Chapter Summary

• Macromolecules are polymers constructed by the formation of covalent bonds between smaller molecules called monomers. Macromolecules in living organisms include polysaccharides, proteins, and nucleic acids. Organizationally, large lipid structures may also be considered like macromolecules.

• Functional groups are small groups of atoms that are consistently found together in a variety of different macromolecules. Functional groups have particular chemical properties that they confer on any larger molecule of which they are a part. Review Figure 3.1, Activity 3.1

• Structural, cis-trans, and optical isomers have the same kinds and numbers of atoms but differ in their structures and properties. Review Figure 3.2

• The many functions of macromolecules are directly related to their three-dimensional shapes, which in turn result from the sequences and chemical properties of their monomers.

• Monomers are joined by condensation reactions, which release a molecule of water for each bond formed. Hydrolysis reactions use water to break polymers into monomers. Review Figure 3.4

• The functions of proteins include support, protection (e.g., skin surface), catalysis, transport, defense, regulation, movement, signaling, and storage. Review Table 3.1

• Proteins consist of one or more polypeptide chains, which are polymers of amino acids. Four atoms or groups are attached to a central carbon atom: a hydrogen atom, an amino group, a carboxyl group, and a variable R group. The particular properties of each amino acid depend on its side chain, or R group, which may be charged, polar, or hydrophobic. Review Table 3.2, Activity 3.2

• Peptide linkages, also called peptide bonds, covalently link amino acids into polypeptide chains. These bonds form by condensation reactions between the carboxyl and amino groups. Review Figure 3.6

• The primary structure of a protein is the sequence of amino acids in the chain. This chain is folded into a secondary structure, which in different parts of the protein may form an α helix or a β pleated sheet. Review Focus: Key Figure 3.7A–C

• Disulfide bridges and noncovalent interactions between amino acids cause polypeptide chains to fold into three-dimensional tertiary structures. These bridges as well as noncovalent interactions allow multiple polypeptide chains to form quaternary structures. Review Figure Focus: Key Figure 3.7C and D

• Heat, alterations in pH, and certain chemicals can all result in a protein becoming denatured. This involves the loss of tertiary and/or econdary structure as well as biological function. Review Figure 3.10

• The specific shape and structure of a protein allow it to bind noncovalently to other molecules. In addition, amino acids may be modified by the covalent bonding of chemical groups to their side chains. Such binding may result in a protein changing its shape. Review Figures 3.12, 3.13

• Chaperone proteins enhance correct protein folding and prevent inappropriate binding to other molecules. Review Figure 3.14

• Carbohydrates contain carbon bonded to hydrogen and oxygen atoms and have the general formula (C₁H₂O₁)_n.

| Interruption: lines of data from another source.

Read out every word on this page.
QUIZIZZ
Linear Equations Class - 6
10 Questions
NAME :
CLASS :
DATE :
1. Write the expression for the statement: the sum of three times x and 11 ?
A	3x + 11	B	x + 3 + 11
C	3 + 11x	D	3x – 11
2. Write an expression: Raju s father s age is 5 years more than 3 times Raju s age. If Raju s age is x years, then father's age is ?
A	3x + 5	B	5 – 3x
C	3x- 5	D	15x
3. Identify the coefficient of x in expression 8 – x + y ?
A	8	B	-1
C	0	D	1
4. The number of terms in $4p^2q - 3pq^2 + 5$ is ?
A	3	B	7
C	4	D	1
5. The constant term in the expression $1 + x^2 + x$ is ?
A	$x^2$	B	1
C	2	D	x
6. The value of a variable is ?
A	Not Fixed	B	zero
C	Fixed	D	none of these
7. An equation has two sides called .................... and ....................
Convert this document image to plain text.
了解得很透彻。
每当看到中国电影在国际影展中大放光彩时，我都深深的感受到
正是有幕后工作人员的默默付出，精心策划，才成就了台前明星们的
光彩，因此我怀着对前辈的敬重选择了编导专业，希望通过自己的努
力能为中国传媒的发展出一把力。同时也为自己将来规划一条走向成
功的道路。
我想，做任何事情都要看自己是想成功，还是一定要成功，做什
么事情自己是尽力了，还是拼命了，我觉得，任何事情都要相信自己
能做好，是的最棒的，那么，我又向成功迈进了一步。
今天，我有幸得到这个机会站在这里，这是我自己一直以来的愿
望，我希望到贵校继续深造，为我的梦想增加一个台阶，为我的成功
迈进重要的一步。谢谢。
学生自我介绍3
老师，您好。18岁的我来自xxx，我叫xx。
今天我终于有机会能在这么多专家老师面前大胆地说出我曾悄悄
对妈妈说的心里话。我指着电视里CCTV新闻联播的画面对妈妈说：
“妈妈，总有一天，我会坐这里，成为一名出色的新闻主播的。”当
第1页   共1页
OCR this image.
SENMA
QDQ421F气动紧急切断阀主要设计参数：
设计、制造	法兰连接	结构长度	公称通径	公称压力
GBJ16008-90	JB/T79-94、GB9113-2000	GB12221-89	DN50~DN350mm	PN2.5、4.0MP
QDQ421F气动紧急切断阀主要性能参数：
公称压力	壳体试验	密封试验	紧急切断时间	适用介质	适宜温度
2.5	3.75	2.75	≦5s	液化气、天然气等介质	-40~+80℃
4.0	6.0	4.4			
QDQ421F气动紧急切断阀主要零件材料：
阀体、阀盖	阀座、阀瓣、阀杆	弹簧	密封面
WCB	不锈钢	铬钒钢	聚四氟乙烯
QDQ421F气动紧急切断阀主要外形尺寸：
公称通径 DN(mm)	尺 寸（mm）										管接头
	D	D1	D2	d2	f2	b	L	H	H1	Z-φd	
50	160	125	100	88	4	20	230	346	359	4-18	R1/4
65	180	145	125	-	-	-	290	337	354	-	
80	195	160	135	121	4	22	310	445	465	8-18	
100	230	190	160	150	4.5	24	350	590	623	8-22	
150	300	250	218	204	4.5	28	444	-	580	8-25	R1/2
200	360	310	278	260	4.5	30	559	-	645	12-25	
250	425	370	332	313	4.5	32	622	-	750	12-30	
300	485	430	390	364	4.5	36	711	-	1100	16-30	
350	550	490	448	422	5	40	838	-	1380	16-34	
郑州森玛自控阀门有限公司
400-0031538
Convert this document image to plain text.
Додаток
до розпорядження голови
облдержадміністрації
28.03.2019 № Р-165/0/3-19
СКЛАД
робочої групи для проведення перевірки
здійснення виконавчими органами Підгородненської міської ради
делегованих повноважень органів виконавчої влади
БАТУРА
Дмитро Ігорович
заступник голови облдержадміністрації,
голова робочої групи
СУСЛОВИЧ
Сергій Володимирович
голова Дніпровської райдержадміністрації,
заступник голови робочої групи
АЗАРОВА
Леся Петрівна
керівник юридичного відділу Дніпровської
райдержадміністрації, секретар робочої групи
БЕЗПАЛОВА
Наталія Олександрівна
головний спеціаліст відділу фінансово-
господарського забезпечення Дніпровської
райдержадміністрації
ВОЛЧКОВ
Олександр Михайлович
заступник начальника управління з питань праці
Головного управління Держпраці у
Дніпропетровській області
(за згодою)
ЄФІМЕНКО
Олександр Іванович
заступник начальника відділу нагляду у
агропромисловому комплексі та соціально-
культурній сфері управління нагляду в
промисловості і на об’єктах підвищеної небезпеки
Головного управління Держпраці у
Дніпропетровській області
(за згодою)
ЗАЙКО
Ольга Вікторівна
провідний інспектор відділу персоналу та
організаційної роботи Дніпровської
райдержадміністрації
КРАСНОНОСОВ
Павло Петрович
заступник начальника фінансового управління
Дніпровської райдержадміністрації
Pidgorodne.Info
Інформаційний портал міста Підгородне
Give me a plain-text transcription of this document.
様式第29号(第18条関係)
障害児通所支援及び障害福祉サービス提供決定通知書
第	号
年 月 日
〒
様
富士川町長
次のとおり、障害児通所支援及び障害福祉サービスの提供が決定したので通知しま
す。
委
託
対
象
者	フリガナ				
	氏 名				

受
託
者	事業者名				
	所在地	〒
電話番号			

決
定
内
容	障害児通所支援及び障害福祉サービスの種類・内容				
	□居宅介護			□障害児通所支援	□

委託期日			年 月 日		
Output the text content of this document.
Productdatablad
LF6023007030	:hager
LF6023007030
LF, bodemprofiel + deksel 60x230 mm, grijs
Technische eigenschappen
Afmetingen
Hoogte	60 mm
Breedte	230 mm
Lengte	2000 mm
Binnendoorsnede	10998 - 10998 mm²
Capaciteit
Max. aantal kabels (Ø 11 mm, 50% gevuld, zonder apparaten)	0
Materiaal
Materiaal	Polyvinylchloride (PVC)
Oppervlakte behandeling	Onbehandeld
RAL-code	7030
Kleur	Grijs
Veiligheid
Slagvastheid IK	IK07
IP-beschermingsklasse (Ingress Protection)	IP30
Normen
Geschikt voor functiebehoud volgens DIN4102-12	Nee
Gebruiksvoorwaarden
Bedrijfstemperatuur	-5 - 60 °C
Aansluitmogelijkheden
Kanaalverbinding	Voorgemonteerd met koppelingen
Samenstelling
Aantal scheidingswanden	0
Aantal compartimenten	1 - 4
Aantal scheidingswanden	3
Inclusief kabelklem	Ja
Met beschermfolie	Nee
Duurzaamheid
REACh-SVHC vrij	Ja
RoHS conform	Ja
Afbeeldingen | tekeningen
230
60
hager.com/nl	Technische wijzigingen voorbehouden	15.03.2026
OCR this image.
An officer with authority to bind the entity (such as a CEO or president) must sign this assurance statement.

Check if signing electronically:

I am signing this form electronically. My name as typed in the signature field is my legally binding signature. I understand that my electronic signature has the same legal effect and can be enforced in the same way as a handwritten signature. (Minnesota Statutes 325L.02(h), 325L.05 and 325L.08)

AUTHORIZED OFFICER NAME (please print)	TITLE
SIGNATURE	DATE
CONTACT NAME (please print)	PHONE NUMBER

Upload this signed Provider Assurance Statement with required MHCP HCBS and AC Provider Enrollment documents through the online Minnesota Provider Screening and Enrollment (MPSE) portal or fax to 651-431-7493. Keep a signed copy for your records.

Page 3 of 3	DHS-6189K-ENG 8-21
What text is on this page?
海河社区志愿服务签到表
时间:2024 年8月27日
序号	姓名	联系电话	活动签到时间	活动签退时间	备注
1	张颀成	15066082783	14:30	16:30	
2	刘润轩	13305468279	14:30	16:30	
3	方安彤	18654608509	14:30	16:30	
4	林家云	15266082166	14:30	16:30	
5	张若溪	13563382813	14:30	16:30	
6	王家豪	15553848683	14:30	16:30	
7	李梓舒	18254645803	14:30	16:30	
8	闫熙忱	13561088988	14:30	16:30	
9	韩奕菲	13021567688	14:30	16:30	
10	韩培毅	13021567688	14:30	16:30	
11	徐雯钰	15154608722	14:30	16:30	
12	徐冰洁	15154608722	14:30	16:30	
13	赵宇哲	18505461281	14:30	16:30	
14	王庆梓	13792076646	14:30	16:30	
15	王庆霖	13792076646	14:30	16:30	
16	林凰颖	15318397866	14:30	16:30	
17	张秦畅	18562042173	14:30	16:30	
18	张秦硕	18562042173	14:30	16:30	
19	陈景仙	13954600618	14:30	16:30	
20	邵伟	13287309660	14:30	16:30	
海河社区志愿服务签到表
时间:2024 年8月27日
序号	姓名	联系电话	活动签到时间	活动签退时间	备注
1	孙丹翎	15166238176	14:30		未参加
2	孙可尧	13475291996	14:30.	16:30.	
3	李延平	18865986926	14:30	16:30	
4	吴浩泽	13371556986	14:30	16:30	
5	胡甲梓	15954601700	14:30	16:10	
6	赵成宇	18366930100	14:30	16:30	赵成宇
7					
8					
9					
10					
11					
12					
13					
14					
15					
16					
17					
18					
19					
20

• Monosaccharides are the monomers that make up larger carbohydrates. Hexoses such as glucose are six-carbon monosaccharides; pentoses have five carbons. Review Figure 3.16, Activity 3.3

• Glycosidic linkages, which have either an α or a β orientation in space, are covalent bonds between monosaccharides. Two linked monosaccharides are called a disaccharide; larger units are oligosaccharides and polysaccharides. Review Figure 3.17

• Starch is a polymer of glucose that stores energy in plants, and glycogen is an analogous polymer in animals. They can be easily broken down to release stored energy. Review Figure 3.18

• Cellulose is a very stable glucose polymer and is the principal structural component of plant cell walls.

• Lipids are hydrocarbons that are insoluble in water because of their many nonpolar covalent bonds. They play roles in energy storage, membrane structure, light harvesting, intercellular communication, and protection.

• Fats and oils are triglycerides. A triglyceride is composed of three fatty acids covalently bonded to a molecule of glycerol by ester linkages. Review Figure 3.20

• A saturated fatty acid has a hydrocarbon chain with no double bonds. These molecules can pack together tightly. The hydrocarbon chain of an unsaturated fatty acid has one or more double bonds that bend the chain, preventing close packing. Review Figure 3.21

• A phospholipid has a hydrophobic hydrocarbon “tail” and a hydrophilic phosphate “head”; that is, it is amphipathic. In water, the interactions of the tails and heads of phospholipids generate a phospholipid bilayer. The heads are directed outward, where they interact with the surrounding water. The tails are packed together in the interior of the bilayer, away from water. Review Figure 3.22

• Other lipids include vitamins A, D, E, and K, steroids, and plant pigments such as carotenoids.

• See Activity 3.4 to review macromolecule structures.